"Learning to Speak" displays Gay's tendency to treat the intersections between life and death both as daily occurrences and as poignant occasions of pathos:
you know we are at every turn - laundromat, subway,
courtroom, ball game - shoulder to shoulder
face to face with someone who didn't
shoot the dog or burn the kid,
who didn't fist his rage across someone's face -
at every turn we are in the midst of these small
lanterns lighting a road away
Gay's poems are "small lanterns" of "lighting" and more.

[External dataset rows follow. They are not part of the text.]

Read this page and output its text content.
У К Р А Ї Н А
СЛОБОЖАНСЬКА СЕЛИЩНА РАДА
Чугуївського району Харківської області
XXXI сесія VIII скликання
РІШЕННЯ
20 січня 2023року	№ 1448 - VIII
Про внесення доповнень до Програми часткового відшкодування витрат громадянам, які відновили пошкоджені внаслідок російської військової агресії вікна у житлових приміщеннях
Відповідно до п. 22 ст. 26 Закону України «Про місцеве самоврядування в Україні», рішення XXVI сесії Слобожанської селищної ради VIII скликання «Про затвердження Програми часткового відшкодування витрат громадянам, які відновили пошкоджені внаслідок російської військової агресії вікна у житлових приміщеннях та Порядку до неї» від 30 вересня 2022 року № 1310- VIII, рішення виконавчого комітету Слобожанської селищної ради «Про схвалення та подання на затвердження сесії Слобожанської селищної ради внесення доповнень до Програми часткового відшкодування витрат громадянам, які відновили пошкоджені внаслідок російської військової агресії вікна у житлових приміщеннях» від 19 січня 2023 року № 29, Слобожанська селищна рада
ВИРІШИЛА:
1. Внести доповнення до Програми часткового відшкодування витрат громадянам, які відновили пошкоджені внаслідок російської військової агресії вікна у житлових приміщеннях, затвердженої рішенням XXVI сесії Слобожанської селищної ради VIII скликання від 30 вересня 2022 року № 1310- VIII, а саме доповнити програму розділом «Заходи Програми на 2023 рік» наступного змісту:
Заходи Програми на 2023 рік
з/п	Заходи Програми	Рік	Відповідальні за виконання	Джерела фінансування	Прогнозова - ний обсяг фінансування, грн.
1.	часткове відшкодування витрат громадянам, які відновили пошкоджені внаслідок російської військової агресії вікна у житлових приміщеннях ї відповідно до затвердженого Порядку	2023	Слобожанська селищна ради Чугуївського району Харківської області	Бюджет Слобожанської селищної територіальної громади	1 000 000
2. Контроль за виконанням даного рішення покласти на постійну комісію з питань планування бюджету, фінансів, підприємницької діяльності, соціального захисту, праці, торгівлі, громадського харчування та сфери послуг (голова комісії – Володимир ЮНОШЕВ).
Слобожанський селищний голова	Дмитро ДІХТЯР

Gay's prose poems are impressive. According to Charles Simic, the prose poem "is the result of two contradictory impulses, prose and poetry, and therefore cannot exist, but it does." Simic's formulation is useful in engaging the complicated currents that run through Gay's work. Eight prose poems are titled "The Syndromes." As the title indicates, all are written in the nomenclature of doctors and diagnosis, medical definition. Some include: Cartographer's Syndrome, Undertaker's Syndrome, and one is called "Raining or Washing." Perhaps the most revealing of the series is "The Syndromes: Doubling":
. . . the layered and concurrent seeing of two discrete versions of a given object or person: the man's briefcase is also an intricately woven shawl of bones; the sleeping child's face is also crawling with ants; a flagpole is also a gallows. In the most acute presentation, one's hands are also one's hands.
Through direct engagement of contradictory impulses he examines culture, himself, and even his own poetic materials. Of course it's satisfying how familiar objects such as a man's briefcase or a flagpole can give way to the unexpected, but Gay does not stop there.